Ein exemplarisches "Lehrbeispiel"

Von Yves Sciama


Fragen aufwerfen, Hypothesen aufstellen, experimentieren - das ist bereits ab einem Alter von sechs Jahren und sogar noch früher möglich. Darauf basieren die Prinzipien von La main à la pâte - was soviel heißt wie "die Hand im Teig" - einer Bildungsinitiative, die aus einem Zusammentreffen zwischen dem Physiknobelpreisträger Georges Charpak und jüngeren Kindern hervorgegangen ist. Die Idee, die auf ein amerikanisches Experiment zurückgeht, ist in Frankreich seit etwa 10 Jahren fest verankert und hat in vielen anderen Ländern Nachahmer gefunden.

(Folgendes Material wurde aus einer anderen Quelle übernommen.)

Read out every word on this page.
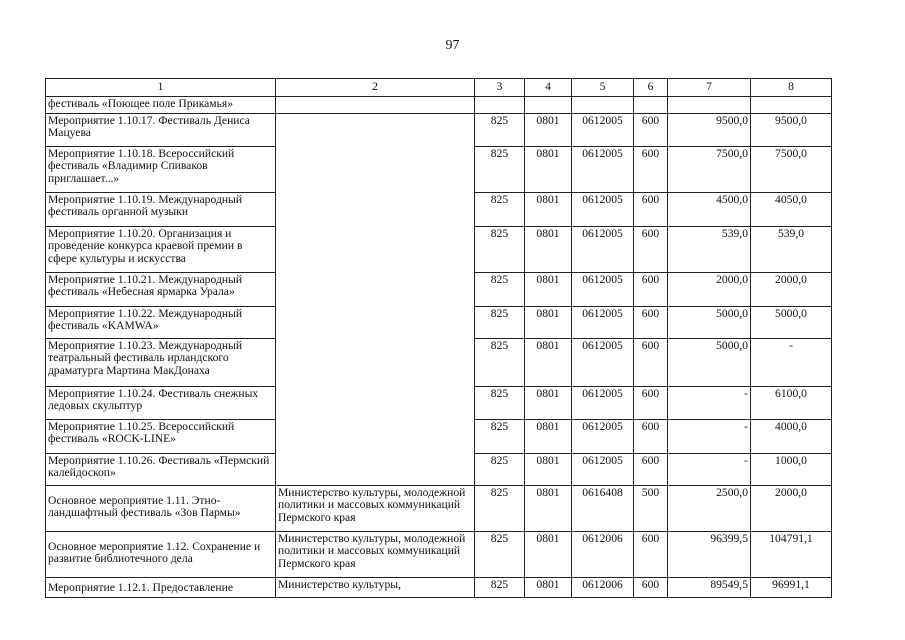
97
1	2	3	4	5	6	7	8
фестиваль «Поющее поле Прикамья»							
Мероприятие 1.10.17. Фестиваль Дениса Мацуева		825	0801	0612005	600	9500,0	9500,0
Мероприятие 1.10.18. Всероссийский фестиваль «Владимир Спиваков приглашает...»		825	0801	0612005	600	7500,0	7500,0
Мероприятие 1.10.19. Международный фестиваль органной музыки		825	0801	0612005	600	4500,0	4050,0
Мероприятие 1.10.20. Организация и проведение конкурса краевой премии в сфере культуры и искусства		825	0801	0612005	600	539,0	539,0
Мероприятие 1.10.21. Международный фестиваль «Небесная ярмарка Урала»		825	0801	0612005	600	2000,0	2000,0
Мероприятие 1.10.22. Международный фестиваль «KAMWA»		825	0801	0612005	600	5000,0	5000,0
Мероприятие 1.10.23. Международный театральный фестиваль ирландского драматурга Мартина МакДонаха		825	0801	0612005	600	5000,0	-
Мероприятие 1.10.24. Фестиваль снежных ледовых скульптур		825	0801	0612005	600	-	6100,0
Мероприятие 1.10.25. Всероссийский фестиваль «ROCK-LINE»		825	0801	0612005	600	-	4000,0
Мероприятие 1.10.26. Фестиваль «Пермский калейдоскоп»		825	0801	0612005	600	-	1000,0
Основное мероприятие 1.11. Этно-ландшафтный фестиваль «Зов Пармы»	Министерство культуры, молодежной политики и массовых коммуникаций Пермского края	825	0801	0616408	500	2500,0	2000,0
Основное мероприятие 1.12. Сохранение и развитие библиотечного дела	Министерство культуры, молодежной политики и массовых коммуникаций Пермского края	825	0801	0612006	600	96399,5	104791,1
Мероприятие 1.12.1. Предоставление	Министерство культуры,	825	0801	0612006	600	89549,5	96991,1
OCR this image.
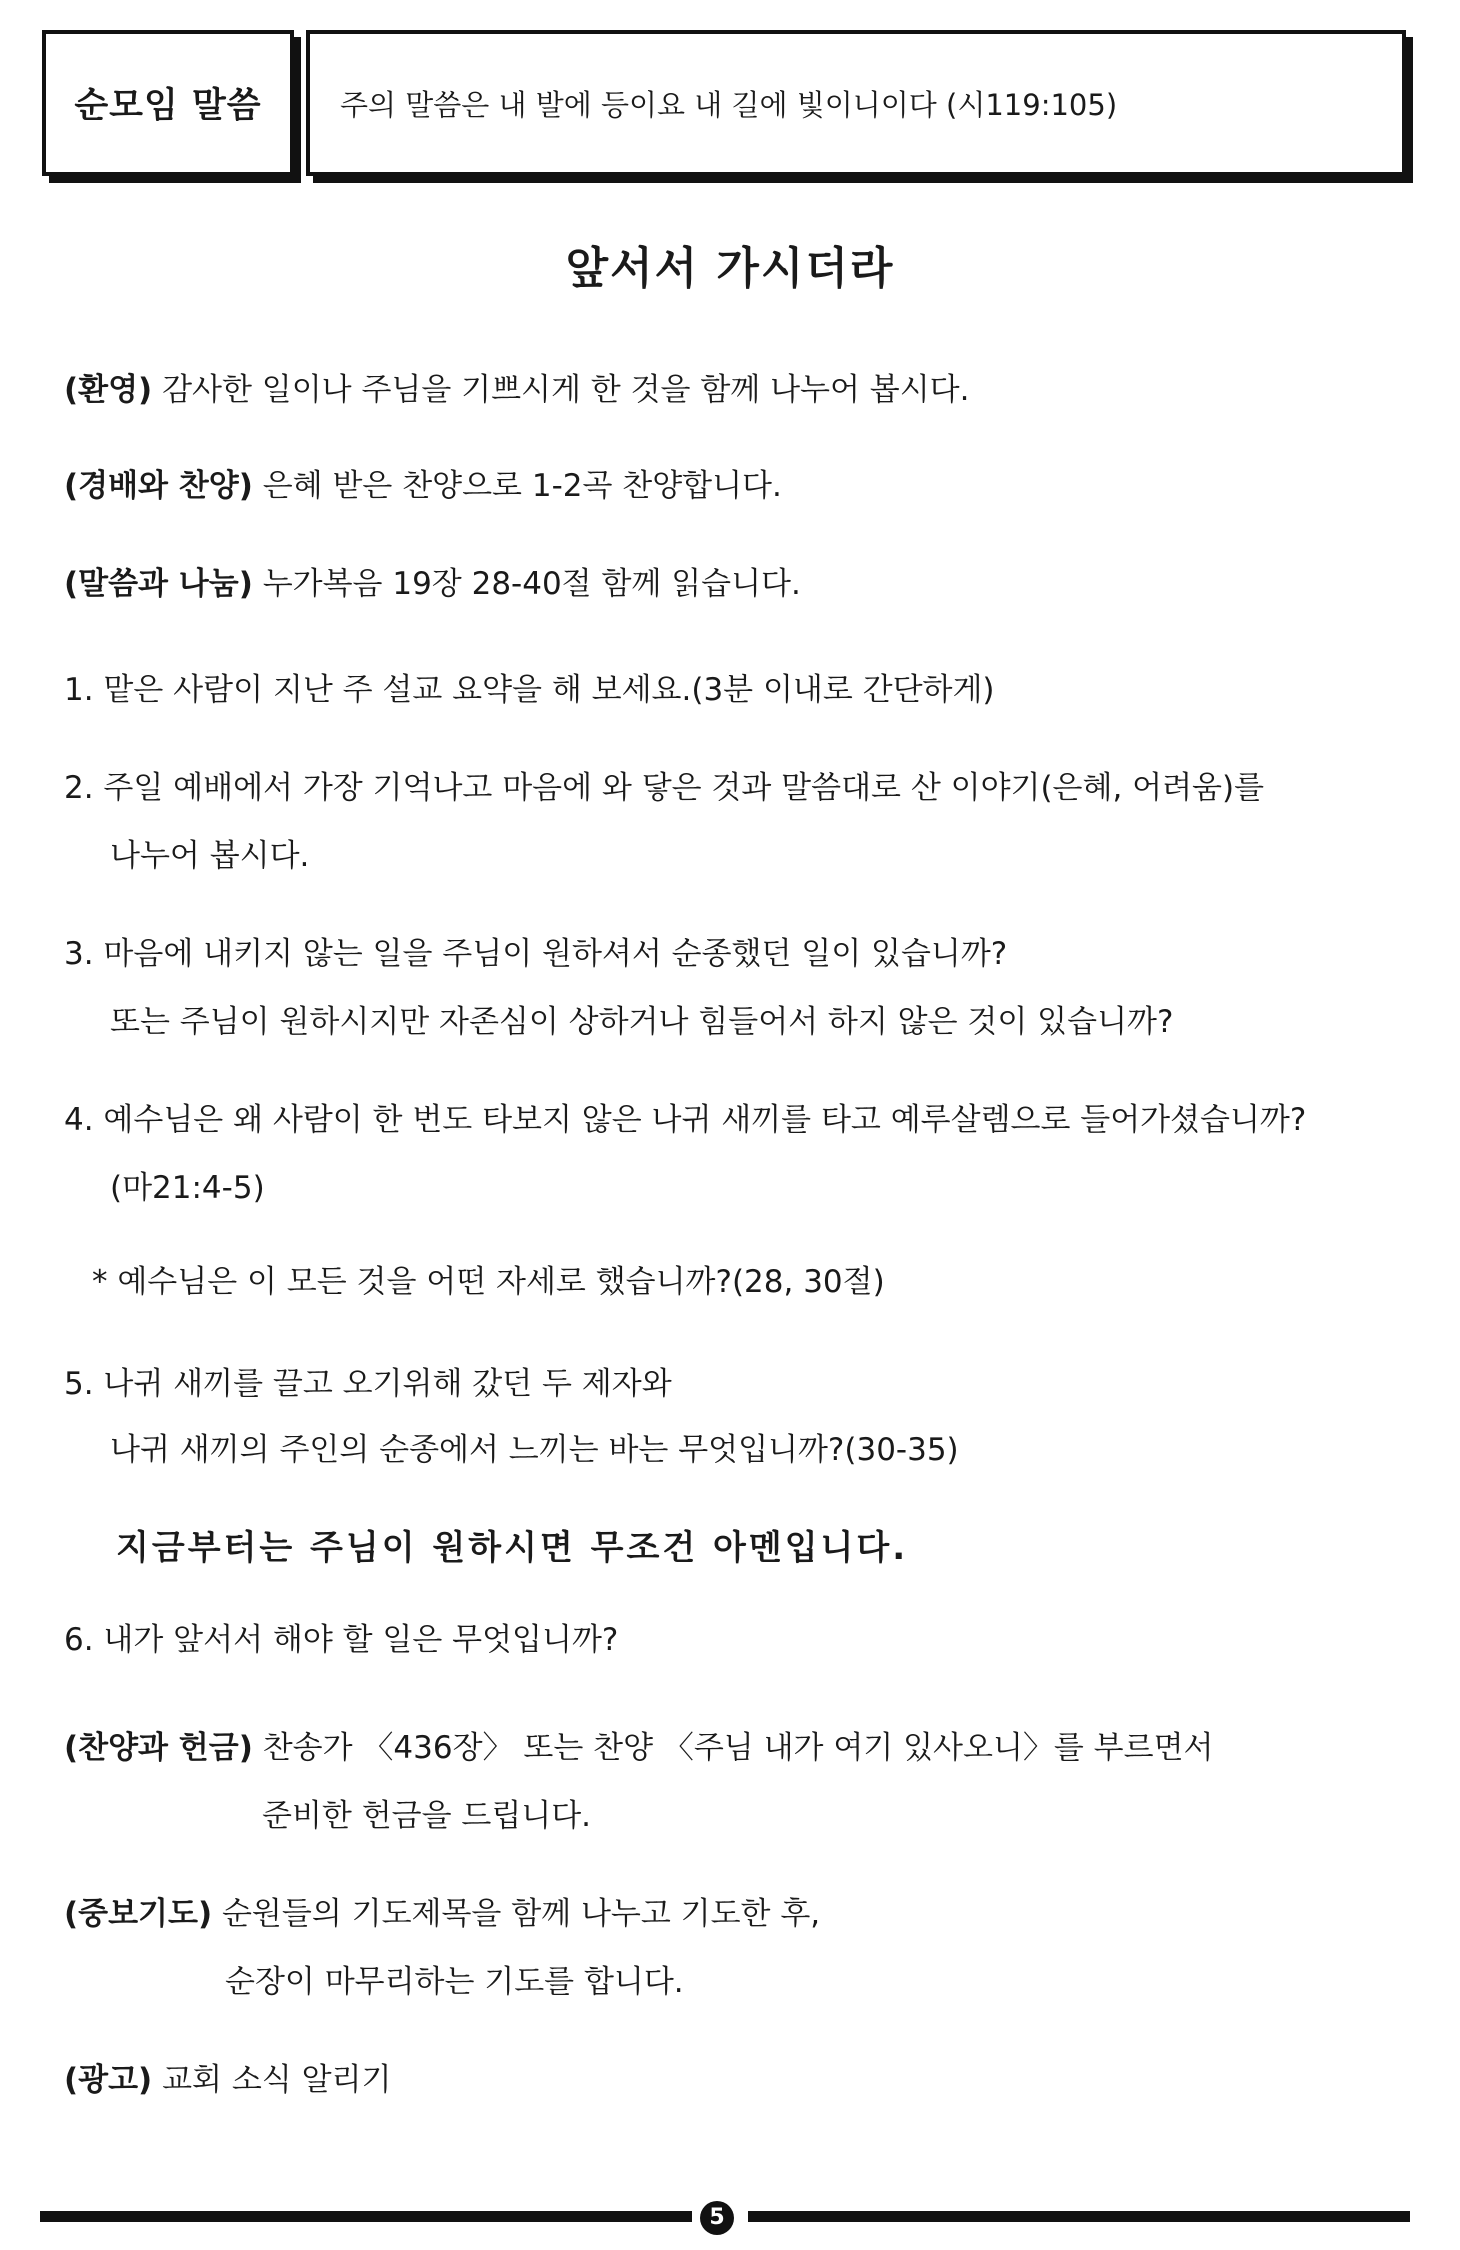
순모임 말씀	주의 말씀은 내 발에 등이요 내 길에 빛이니이다 (시119:105)
앞서서 가시더라
(환영) 감사한 일이나 주님을 기쁘시게 한 것을 함께 나누어 봅시다.
(경배와 찬양) 은혜 받은 찬양으로 1-2곡 찬양합니다.
(말씀과 나눔) 누가복음 19장 28-40절 함께 읽습니다.
1. 맡은 사람이 지난 주 설교 요약을 해 보세요.(3분 이내로 간단하게)
2. 주일 예배에서 가장 기억나고 마음에 와 닿은 것과 말씀대로 산 이야기(은혜, 어려움)를
나누어 봅시다.
3. 마음에 내키지 않는 일을 주님이 원하셔서 순종했던 일이 있습니까?
또는 주님이 원하시지만 자존심이 상하거나 힘들어서 하지 않은 것이 있습니까?
4. 예수님은 왜 사람이 한 번도 타보지 않은 나귀 새끼를 타고 예루살렘으로 들어가셨습니까?
(마21:4-5)
* 예수님은 이 모든 것을 어떤 자세로 했습니까?(28, 30절)
5. 나귀 새끼를 끌고 오기위해 갔던 두 제자와
나귀 새끼의 주인의 순종에서 느끼는 바는 무엇입니까?(30-35)
지금부터는 주님이 원하시면 무조건 아멘입니다.
6. 내가 앞서서 해야 할 일은 무엇입니까?
(찬양과 헌금) 찬송가 〈436장〉 또는 찬양 〈주님 내가 여기 있사오니〉를 부르면서
준비한 헌금을 드립니다.
(중보기도) 순원들의 기도제목을 함께 나누고 기도한 후,
순장이 마무리하는 기도를 합니다.
(광고) 교회 소식 알리기
5
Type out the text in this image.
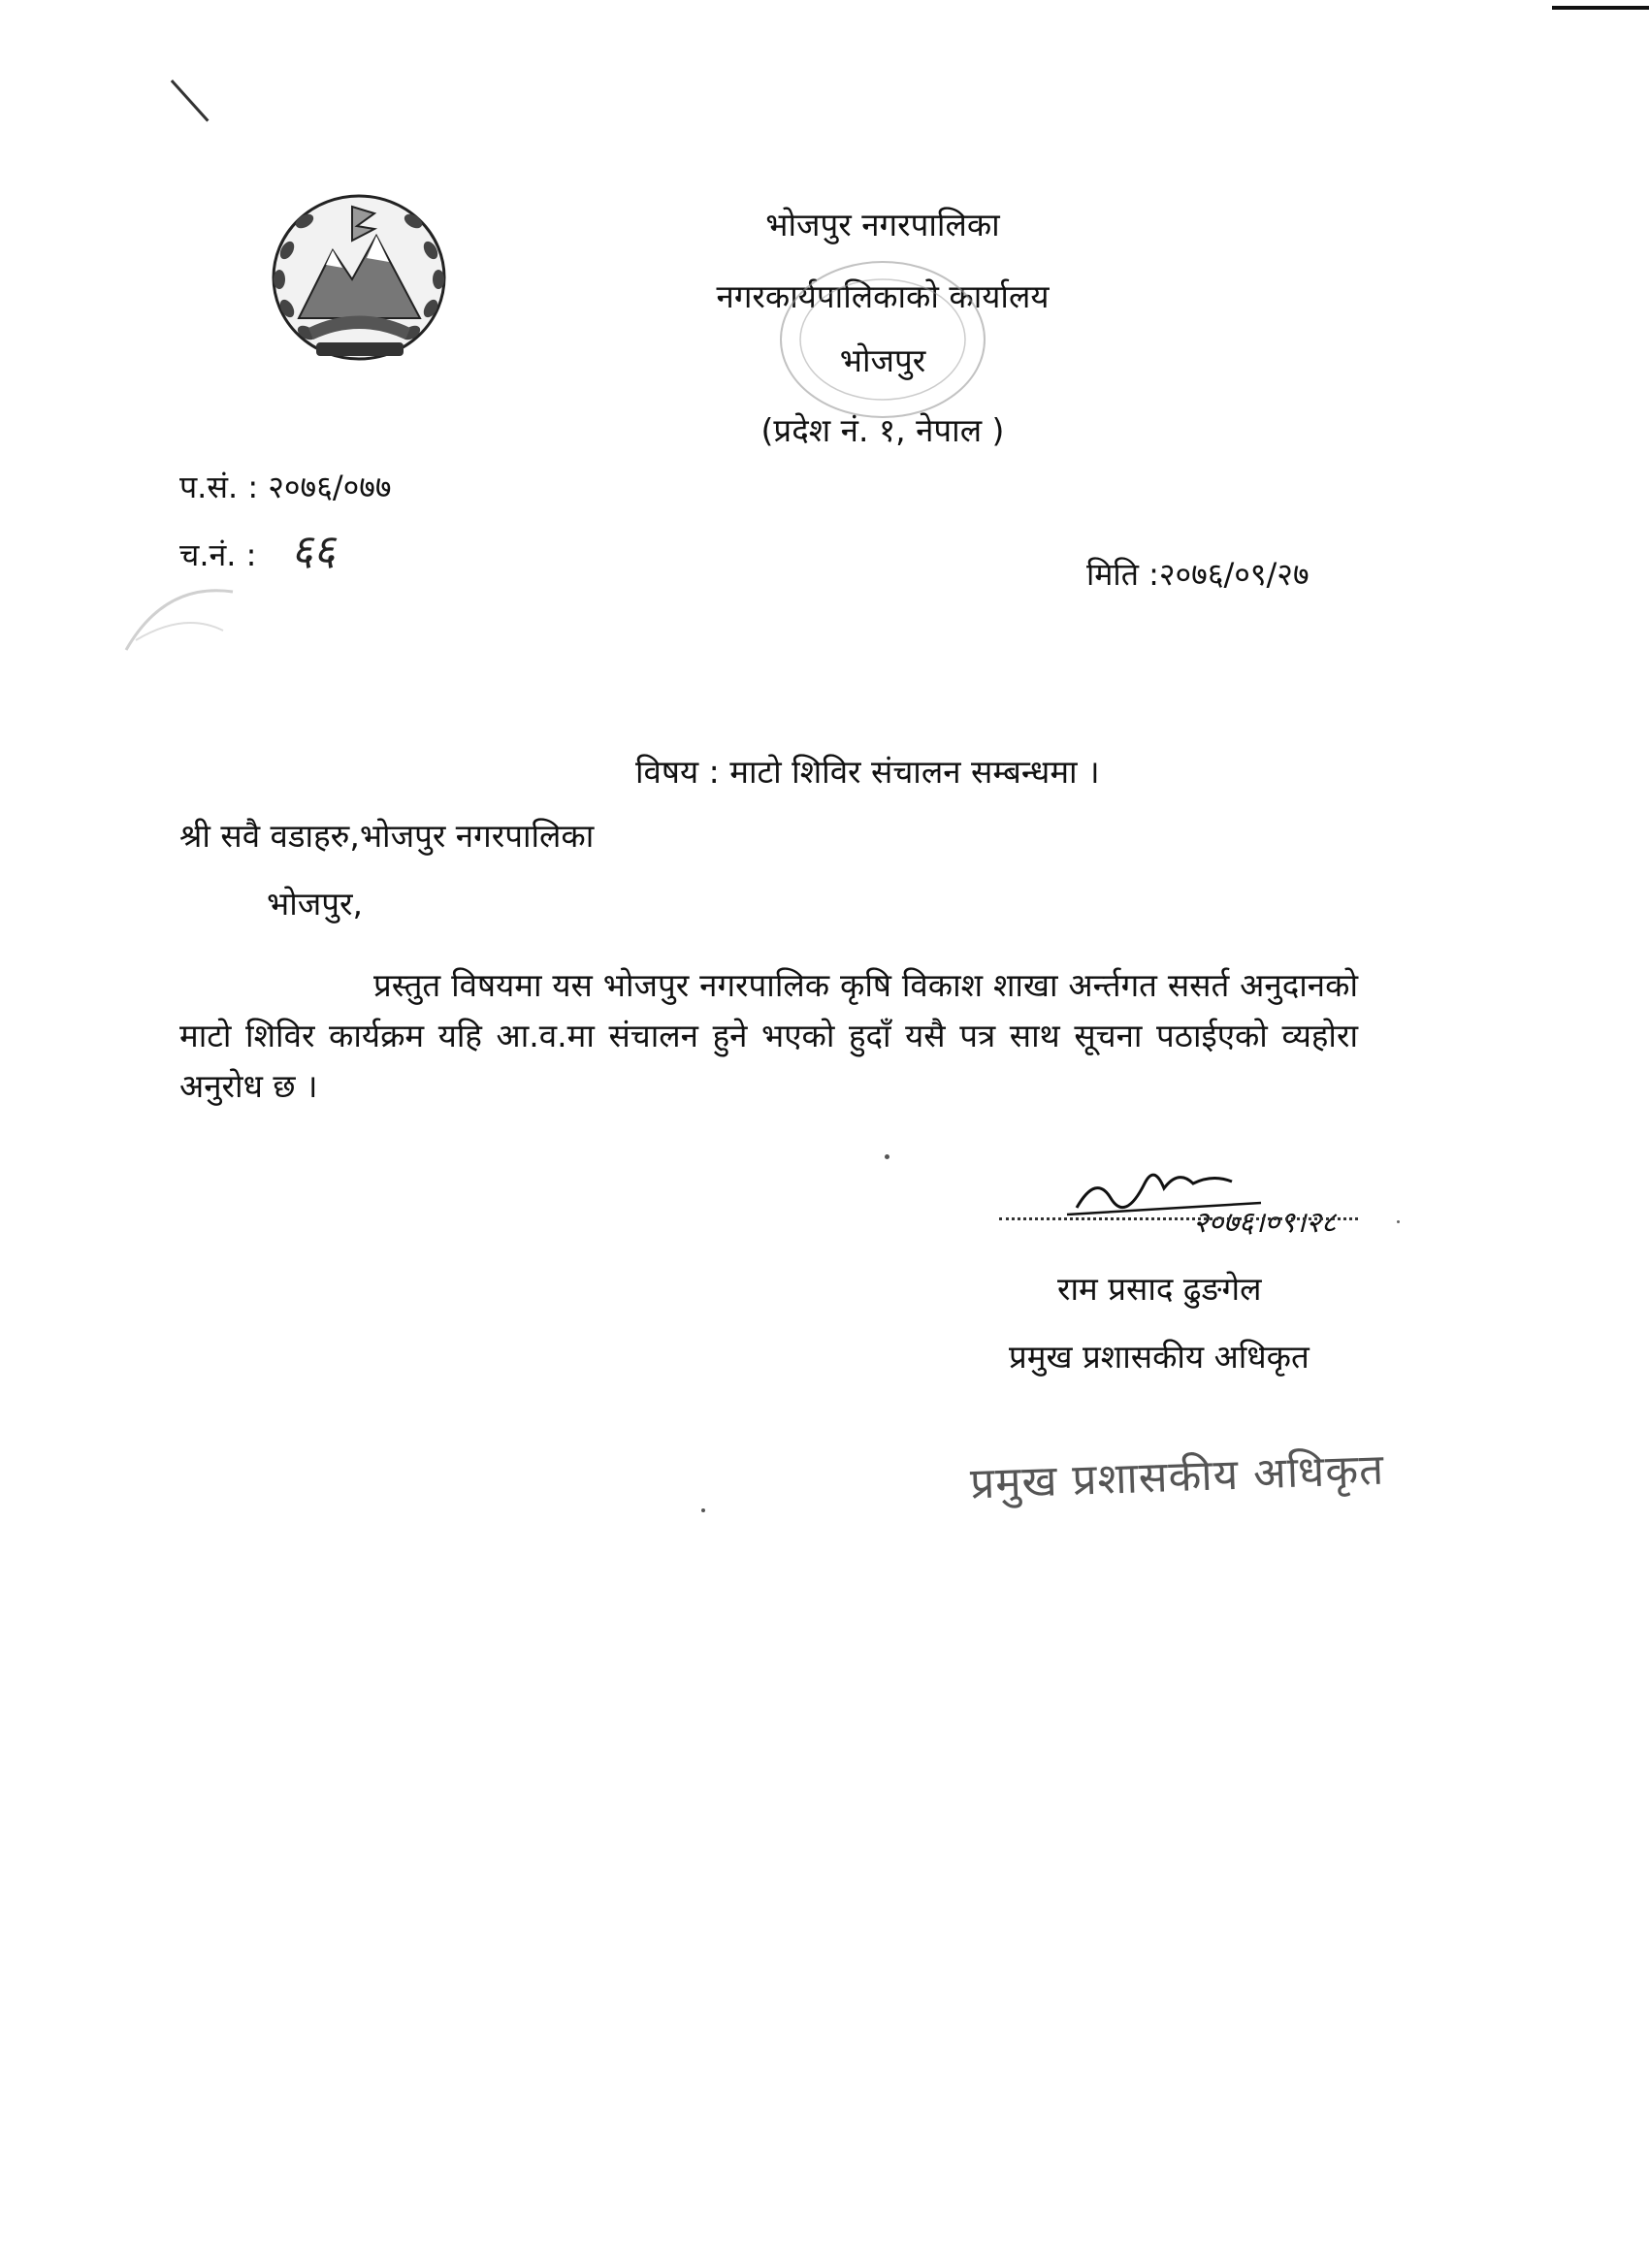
भोजपुर नगरपालिका
नगरकार्यपालिकाको कार्यालय
भोजपुर
(प्रदेश नं. १, नेपाल )
प.सं. : २०७६/०७७
च.नं. : ६६	मिति :२०७६/०९/२७
विषय : माटो शिविर संचालन सम्बन्धमा ।
श्री सवै वडाहरु,भोजपुर नगरपालिका
भोजपुर,
प्रस्तुत विषयमा यस भोजपुर नगरपालिक कृषि विकाश शाखा अर्न्तगत ससर्त अनुदानको माटो शिविर कार्यक्रम यहि आ.व.मा संचालन हुने भएको हुदाँ यसै पत्र साथ सूचना पठाईएको व्यहोरा अनुरोध छ ।
२०७६।०९।२८
राम प्रसाद ढुङगेल
प्रमुख प्रशासकीय अधिकृत
प्रमुख प्रशासकीय अधिकृत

Es war an einem Junitag in einer Vorschulklasse in einem Pariser Vorort", erinnert sich Yves Quéré, Physiker und Mitglied der französischen Akademie der Wissenschaften. Die Lehrerin forderte die Kinder auf, jede Stunde im Hof mit einem Kreidestrich den Schatten eines Kindes nachzuziehen. Angesichts der Blütenblätter, die am Ende des Tages entstanden waren, überlegte die Klasse, was wohl passiert war. Ein vierjähriges Mädchen rief: 'Frau Lehrerin, das hat sich gedreht'. Mit diesem zwar ungeschickten Ausruf hat sie doch ganz klar gezeigt, dass sie verstanden hatte, dass es eine Art Drehung gegeben hat."


Ich weiß es nicht...

Echte Gegenstände werden untersucht - nicht auf dem Bildschirm und keine Fotos - Kinder interagieren und führen Versuche selbst durch, die Forschung beginnt ("Die Wissenschaft basiert auf dem Satz ich weiß es nicht und nicht umgekehrt", betont der Physiker). In dieser Episode finden wir alle Zutaten, die wir für den Erfolg von La main à la pâte benötigen. Diese 1996 gestartete Initiative rief drei französische Akademiker auf den Plan, die den wissenschaftlichen Unterricht erneuern und sein Ansehen wieder herstellen wollten. Neben Yves Quéré waren auch der Astrophysiker Pierre Léna und Georges Charpak, Physiknobelpreisträger 1992, mit dabei. Drei Forscher, die damit unzufrieden waren, dass die wissenschaftliche Bildung in der Primarstufe immer weniger Platz einnahm. Der Auslöser? Unter Führung von Professor Leon Ledermann, einem amerikanischen Kollegen von Georges Charpak, der Besuch in einem Chicagoer Ghetto, in dem ein pädagogisches Experiment mit dem Titel Hands On stattfand. "Es war eine relativ typische Schule für das Stadtviertel mit 99 % farbiger Bevölkerung, von denen die meisten weit unter der Armutsgrenze lebten", erinnert sich der Nobelpreisträger. "Ich habe fröhliche Kinder, fröhliche Lehrer und ein intelligentes Programm gesehen. Die Kinder hatten eine Stunde naturwissenschaftlichen Unterricht pro Tag und sie füllten, seit sie fünf oder sechs Jahre alt waren, mit Begeisterung ein Experimentierheft aus, in das sie alles eintrugen, was sie taten."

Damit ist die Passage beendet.